For a species that is so enamored with machines as the humans are, they have very little respect for them. I should be fair and note the fact that licenses are required in order to operate most machinery, specifically the automobiles that we are all stuck with as our main methods of transportation around town. However, some people that have received them should not have received licenses to begin with. Perhaps the qualifications for the licenses to not require a rudimentary understanding of physics. That is the only explanation I can think of when a driver of an automobile is surprised when inertia continues to carry the 4,000 pound vehicle forward when road surfaces are slick with rain and the tires cannot find instant traction.
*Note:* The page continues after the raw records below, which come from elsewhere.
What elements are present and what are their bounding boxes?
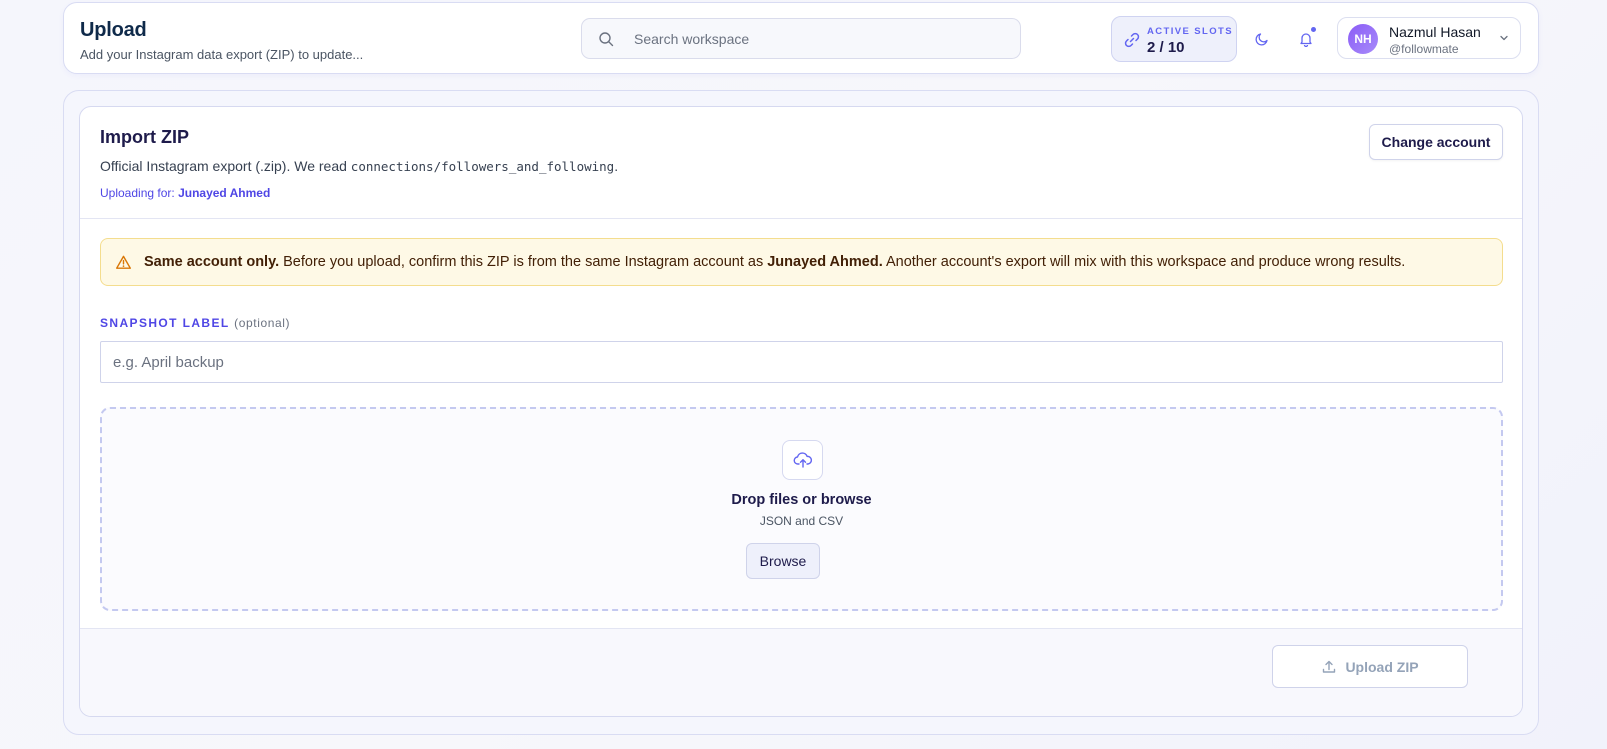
- search-placeholder: Search workspace: [634, 31, 750, 47]
- link-icon: [1124, 32, 1140, 48]
- snapshot-label-placeholder: e.g. April backup: [113, 354, 224, 371]
- snapshot-label-optional: (optional): [234, 316, 291, 330]
- bell-icon: [1300, 33, 1312, 47]
- card-footer: Upload ZIP: [80, 628, 1522, 716]
- search-input[interactable]: Search workspace: [581, 18, 1021, 59]
- notifications-button[interactable]: [1290, 23, 1322, 55]
- user-menu[interactable]: NH Nazmul Hasan @followmate: [1337, 17, 1521, 59]
- warning-text-2: Another account's export will mix with t…: [882, 254, 1406, 270]
- warning-account: Junayed Ahmed.: [767, 254, 883, 270]
- upload-zip-label: Upload ZIP: [1345, 658, 1419, 675]
- upload-zip-button[interactable]: Upload ZIP: [1272, 645, 1468, 688]
- moon-icon: [1255, 33, 1268, 46]
- card-title: Import ZIP: [100, 127, 189, 147]
- active-slots-badge: ACTIVE SLOTS 2 / 10: [1111, 16, 1237, 62]
- page-title: Upload: [80, 19, 147, 41]
- search-icon: [599, 32, 614, 47]
- chevron-down-icon: [1500, 35, 1508, 41]
- snapshot-label-text: SNAPSHOT LABEL: [100, 316, 230, 330]
- warning-text: Same account only. Before you upload, co…: [144, 254, 1405, 270]
- avatar: NH: [1348, 24, 1378, 54]
- user-handle: @followmate: [1389, 42, 1459, 56]
- uploading-for-account: Junayed Ahmed: [178, 186, 271, 200]
- uploading-for: Uploading for: Junayed Ahmed: [100, 186, 270, 200]
- desc-code-path: connections/followers_and_following: [350, 159, 615, 174]
- file-dropzone[interactable]: Drop files or browse JSON and CSV Browse: [100, 407, 1503, 611]
- snapshot-label-heading: SNAPSHOT LABEL (optional): [100, 316, 290, 330]
- page-subtitle: Add your Instagram data export (ZIP) to …: [80, 47, 364, 62]
- dropzone-title: Drop files or browse: [731, 492, 872, 508]
- snapshot-label-input[interactable]: e.g. April backup: [100, 341, 1503, 383]
- upload-cloud-icon: [782, 440, 823, 480]
- desc-prefix: Official Instagram export (.zip). We rea…: [100, 158, 351, 174]
- upload-icon: [1323, 660, 1336, 673]
- import-zip-card: Import ZIP Official Instagram export (.z…: [79, 106, 1523, 717]
- warning-text-1: Before you upload, confirm this ZIP is f…: [279, 254, 768, 270]
- top-header: Upload Add your Instagram data export (Z…: [63, 2, 1539, 74]
- dropzone-subtitle: JSON and CSV: [759, 514, 844, 528]
- change-account-button[interactable]: Change account: [1369, 124, 1503, 160]
- uploading-for-label: Uploading for:: [100, 186, 175, 200]
- user-name: Nazmul Hasan: [1389, 24, 1481, 40]
- notification-dot: [1311, 27, 1316, 32]
- slots-value: 2 / 10: [1147, 39, 1185, 56]
- warning-icon: [115, 255, 132, 269]
- theme-toggle-button[interactable]: [1246, 23, 1278, 55]
- desc-suffix: .: [614, 158, 619, 174]
- divider: [80, 218, 1522, 219]
- warning-strong: Same account only.: [144, 254, 280, 270]
- same-account-warning: Same account only. Before you upload, co…: [100, 238, 1503, 286]
- card-description: Official Instagram export (.zip). We rea…: [100, 158, 618, 174]
- browse-button[interactable]: Browse: [746, 543, 820, 579]
- slots-label: ACTIVE SLOTS: [1147, 26, 1233, 37]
That is my rather technical way of saying what most humans would say as, “The driver in the car behind me skidded into the back of my car at a stop and was too stupid to know why.” I could use more colorful language, but I am slowly becoming used to the local parlances.
I do not drive a great deal as my work is mostly at home, but I do find it a bother. It has been raining quite a bit lately, so the roads are “hazardous” or so they say on the news. Accidents do happen of course, but the sheer disregard of the machine which is being operated and a complete lack of knowledge of the physics behind it does upset me some. It was just me in the car and only the rear bumper needs to be repaired, but my sister could have been in it with me, and the result could have been much worse.
Now comes the task of getting repairs made. This is all handled through a bureaucratic process known as insurance. In my research, I was fortunate to recognize that operating a motor vehicle not only requires a license but insurance on that vehicle. At the time, I considered it to be an unnecessary cost, created by the human need to generate money from unnecessary things, but I am finding it quite useful now. I could have made the repairs myself, which would have been much faster than this process, but the bureaucracies humans put in place fascinate me. I will study this more.